A la señora Thatcher le haría especial ilusión comprobar que el Estado, este artefacto maligno que creció monstruosamente durante el siglo XX, en Ibiza mantiene una presencia testimonial. Tiene quizás la mitad de funcionarios que la media española, no se tienen noticias de que nunca haya habido ninguna interferencia de las Inspecciones de Hacienda ni de Trabajo en ninguna parte, a pesar de que la economía y la construcción ilegales no paran ni con la crisis. Tampoco provocan fastidio los juzgados ni la policía. No se ha detenido a ningún traficante de alto nivel a menos que estorbara a los competidores con conexiones locales. El Estado está, pero es pequeño y no molesta.

Emociona ver cómo ahorramos en educación y salud. Cuatro de cada 10 jóvenes no se sacan la ESO, muy pocos se gradúan en la universidad. Y si tienes que trasladarte a Palma con un familiar enfermo porque no te pueden atender aquí, justo te dan 10 € diarios. Gracias a ello, cada año el aeropuerto se hace más grande y tenemos las autopistas más costosas de España sin ninguna alternativa de transporte colectivo razonable. Todo esto funciona solo de junio a octubre, el resto del año salir de la isla es una odisea por falta de vuelos y barcos. Y presumimos de tener 900 coches por cada 1.000 habitantes, el doble que en Barcelona.

Aunque la isla parecería una selva multicultural de las que dan miedo a los hijos de Miss Thatcher, lo cierto es que todo el mundo asume su nicho ecológico. No encontraremos camareros moros pero sí paletas (muchos). Los británicos y los alemanes, y los españoles, por supuesto, pueden vivir tranquilos en su circuito sin tener tratos –excepto en la escuela–con la lengua indígena. Con la ventaja de que la población histórica es terca. Pasó tan de golpe de la agricultura a la avalancha turística y constructora que todavía hoy cuenta los años por "temporadas". Éstas, como las cosechas de antaño, pueden ser "buenas" o "malas". Casi como en la India del glorioso imperio victoriano.

Lo más fascinante, sin embargo, es cómo se gestionan las contradicciones comunitarias. No existiendo la política como espacio de mediación democrática, con un paisaje asociativo en estado vegetativo, sin una lengua de interlocución común que facilite el contacto entre las partes, casi todo el mundo parece haber aprendido que, al final, como marca la tradición, lo importante es tener contactos y pedir y deber favores. Naturalmente, los que manejan el espectáculo venden amnesia, aromas de privilegio o espacio para la fiesta permanente y ganan siempre, como la banca en todas partes.
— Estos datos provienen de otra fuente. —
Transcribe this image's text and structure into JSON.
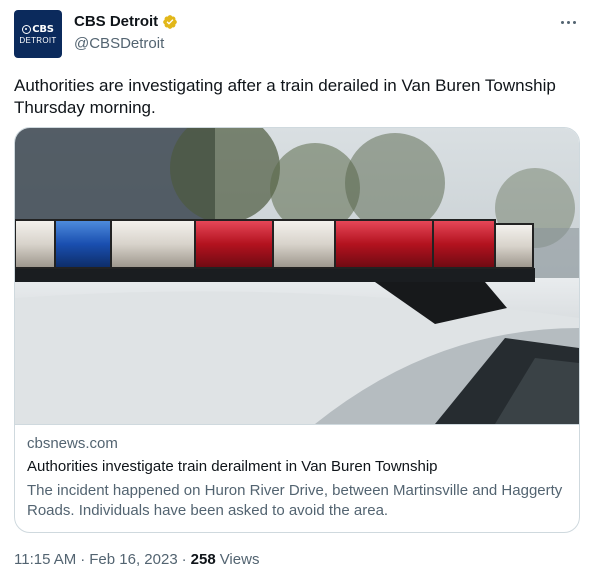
{
  "author": {
    "display_name": "CBS Detroit",
    "handle": "@CBSDetroit",
    "avatar_logo_top": "CBS",
    "avatar_logo_bottom": "DETROIT",
    "verified_badge_color": "#e2b719",
    "avatar_color": "#0b2a5c"
  },
  "tweet": {
    "text": "Authorities are investigating after a train derailed in Van Buren Township Thursday morning."
  },
  "card": {
    "image_subject": "police-car-light-bar",
    "domain": "cbsnews.com",
    "title": "Authorities investigate train derailment in Van Buren Township",
    "description": "The incident happened on Huron River Drive, between Martinsville and Haggerty Roads. Individuals have been asked to avoid the area."
  },
  "footer": {
    "time": "11:15 AM",
    "separator": "·",
    "date": "Feb 16, 2023",
    "views_count": "258",
    "views_label": "Views"
  },
  "colors": {
    "text_primary": "#0f1419",
    "text_secondary": "#536471",
    "border": "#cfd9de"
  }
}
El resto, una creciente masa suburbana, consumista y aculturitzada, intenta flotar con un contrato en una megadiscoteca, haciendo de taxista, con licencia o no, para manadas de guiris nocturnos o cuidando piscinas y chalets de híperlujo dentro del decorado precioso –aún– del paisaje rural ibicenco.

La apoteosis la viviría, sin embargo, la gélida señora Thatcher, sin duda, en un ritual que está de moda en la isla de la fiesta: las Flower Power, organizadas desde las serviles instituciones insulares. En medio de un ruido ensordecedor, disfrutaría viendo cómo grandes y pequeños, autóctonos y turistas, comulgan en un revival neohippy con reclamo de liberación personal y colectivo que suele terminar en monumentales borracheras iniciáticas para los jóvenes. En Ibiza, no hay problemas sino "mala suerte". Nada que no pueda curar una flower power. Este es el rancho que hay. Por ello, si desea algo diferente, hay que arriesgar y apoyar el ARA Baleares. Es un antídoto contra la fábrica de coca-colos neoliberales que decía Mario Benedetti. Por muchos años. Y buenos, que añadimos en la isla.

 

Artículo publicado originalmente en catalán en Ara Balears el 29/05/2013. Traducción al castellano de Alba Sud.